We take this in a softer, more personal direction because we often see that the label holds deeper meaning for us, that we collect ourselves around them. “Tired,” “hopeful,” “scattered,” “curious”—these aren’t just categories; they’re small doors into a wider landscape.
A few ways I see labeling work in our practice daily:
- Taking away the topic of a dharma talk. After we listen, a theme or phrase may stay with us. Beginning a meditation with that word can feel focusing. Sometimes it carries through the whole meditation; sometimes it drops away and something else takes over.
- A word or image emerging during meditation. It wakes us up a little. We may feel curious about what it means. Sometimes these words, images, or feelings do hold deeper meaning; other times they seem nonsensical or mysterious. It’s hard not to attribute something to them, so become more interested in what you do with them. Often they feel like gifts to me.
- A word that carries more dukkha than we can feel right then. Even a single word can hold sorrow, trauma, or discomfort. Describing our experience in meditation can translate into everyday life description; discerning when to go deeper, when to stay put, and when to stretch a little further.
I want to return to learning from the bodymind we actually have—not the one we think we should have. This is true personally for us as individuals and also in how we live with one another in the world. We keep meeting what is here, not what would be here if we were more disciplined, more spiritual, more healed, more anything.
Recently I’ve been reading an article by Bhikkhu Analayo, a Theravada monk and scholar, titled Emptiness Requires Contextualization. It’s a response to a school of thought re-emerging in Buddhism that emphasizes a context-free attainment of emptiness. I used to be able to read these kinds of articles and formulate my own response. But from where I stand today—not only in years and body complaints, but also in the responsibility of caring for injured family members, compounded by the larger political stress—I find I can only take away a few words.
It’s interesting to notice which ones stuck: Thus I have heard. Analayo points out that before the Buddha’s teachings were given, there was almost always an introduction—a way of noting where he was standing that day. Literally, naming the place, but also using words to orient his listeners to the context from which the teachings arose: “Just after his awakening,” or “Soon after a monk had left the discipline and Ananda took his role,” or “Soon after the schism when Devadatta departed.” Even important deaths functioned as markers: “Soon after two disciples had attained final nirvana.”
These introductions weren’t just formalities.
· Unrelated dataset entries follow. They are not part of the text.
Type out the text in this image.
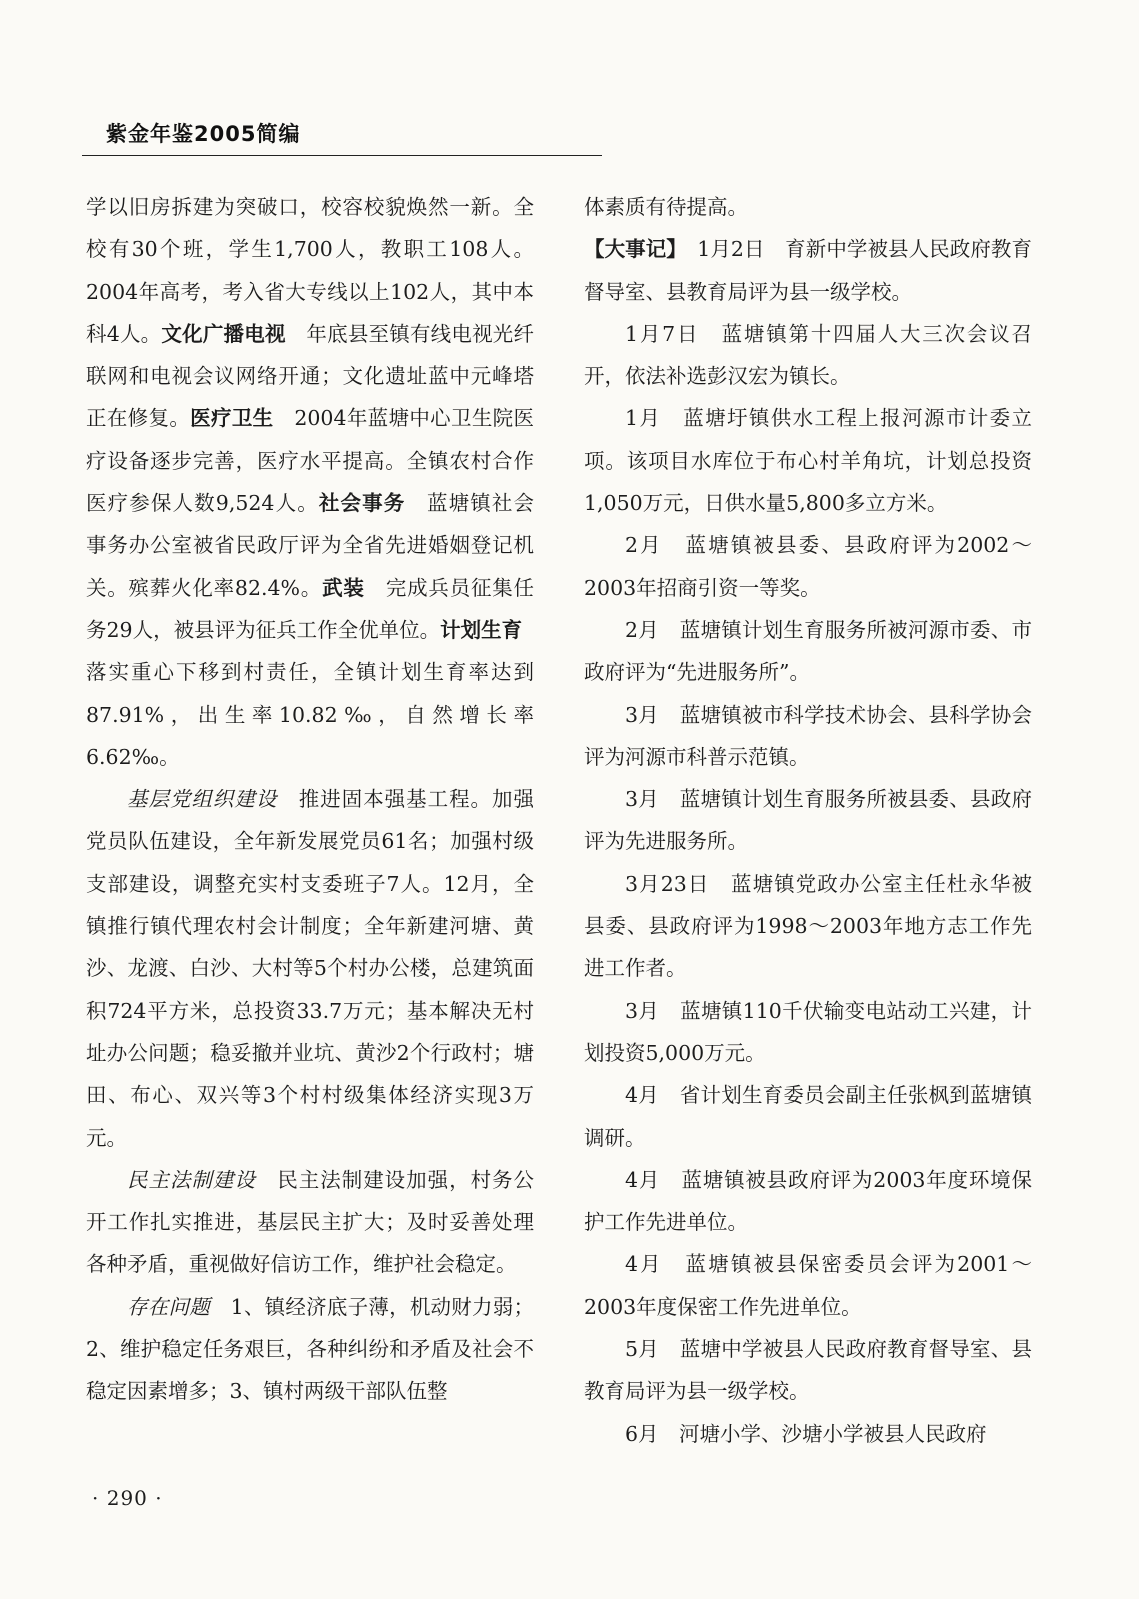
紫金年鉴2005简编

学以旧房拆建为突破口，校容校貌焕然一新。全校有30个班，学生1,700人，教职工108人。2004年高考，考入省大专线以上102人，其中本科4人。文化广播电视　年底县至镇有线电视光纤联网和电视会议网络开通；文化遗址蓝中元峰塔正在修复。医疗卫生　2004年蓝塘中心卫生院医疗设备逐步完善，医疗水平提高。全镇农村合作医疗参保人数9,524人。社会事务　蓝塘镇社会事务办公室被省民政厅评为全省先进婚姻登记机关。殡葬火化率82.4%。武装　完成兵员征集任务29人，被县评为征兵工作全优单位。计划生育　落实重心下移到村责任，全镇计划生育率达到87.91%，出生率10.82‰，自然增长率6.62‰。

基层党组织建设　推进固本强基工程。加强党员队伍建设，全年新发展党员61名；加强村级支部建设，调整充实村支委班子7人。12月，全镇推行镇代理农村会计制度；全年新建河塘、黄沙、龙渡、白沙、大村等5个村办公楼，总建筑面积724平方米，总投资33.7万元；基本解决无村址办公问题；稳妥撤并业坑、黄沙2个行政村；塘田、布心、双兴等3个村村级集体经济实现3万元。

民主法制建设　民主法制建设加强，村务公开工作扎实推进，基层民主扩大；及时妥善处理各种矛盾，重视做好信访工作，维护社会稳定。

存在问题　1、镇经济底子薄，机动财力弱；2、维护稳定任务艰巨，各种纠纷和矛盾及社会不稳定因素增多；3、镇村两级干部队伍整

体素质有待提高。

【大事记】　1月2日　育新中学被县人民政府教育督导室、县教育局评为县一级学校。

1月7日　蓝塘镇第十四届人大三次会议召开，依法补选彭汉宏为镇长。

1月　蓝塘圩镇供水工程上报河源市计委立项。该项目水库位于布心村羊角坑，计划总投资1,050万元，日供水量5,800多立方米。

2月　蓝塘镇被县委、县政府评为2002～2003年招商引资一等奖。

2月　蓝塘镇计划生育服务所被河源市委、市政府评为“先进服务所”。

3月　蓝塘镇被市科学技术协会、县科学协会评为河源市科普示范镇。

3月　蓝塘镇计划生育服务所被县委、县政府评为先进服务所。

3月23日　蓝塘镇党政办公室主任杜永华被县委、县政府评为1998～2003年地方志工作先进工作者。

3月　蓝塘镇110千伏输变电站动工兴建，计划投资5,000万元。

4月　省计划生育委员会副主任张枫到蓝塘镇调研。

4月　蓝塘镇被县政府评为2003年度环境保护工作先进单位。

4月　蓝塘镇被县保密委员会评为2001～2003年度保密工作先进单位。

5月　蓝塘中学被县人民政府教育督导室、县教育局评为县一级学校。

6月　河塘小学、沙塘小学被县人民政府

· 290 ·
They reminded listeners that the teachings arise from somewhere—from a moment, a condition, a pressure, a relationship, a change.
And this brings me back to our practice. When we describe our meditation experience, we are also saying our own quiet version of thus I have heard. We are situating the dharma in the conditions of our actual lives: in an aging body, in a stressed household, in a world that is politically charged, in a mind that today is hopeful, or scattered, or grieving.
Our words—simple as they are—become a way of acknowledging where we are standing. They give context. They reveal conditions. And they help us meet the bodymind we have with a little more collectedness, a little more humility, and some kindness.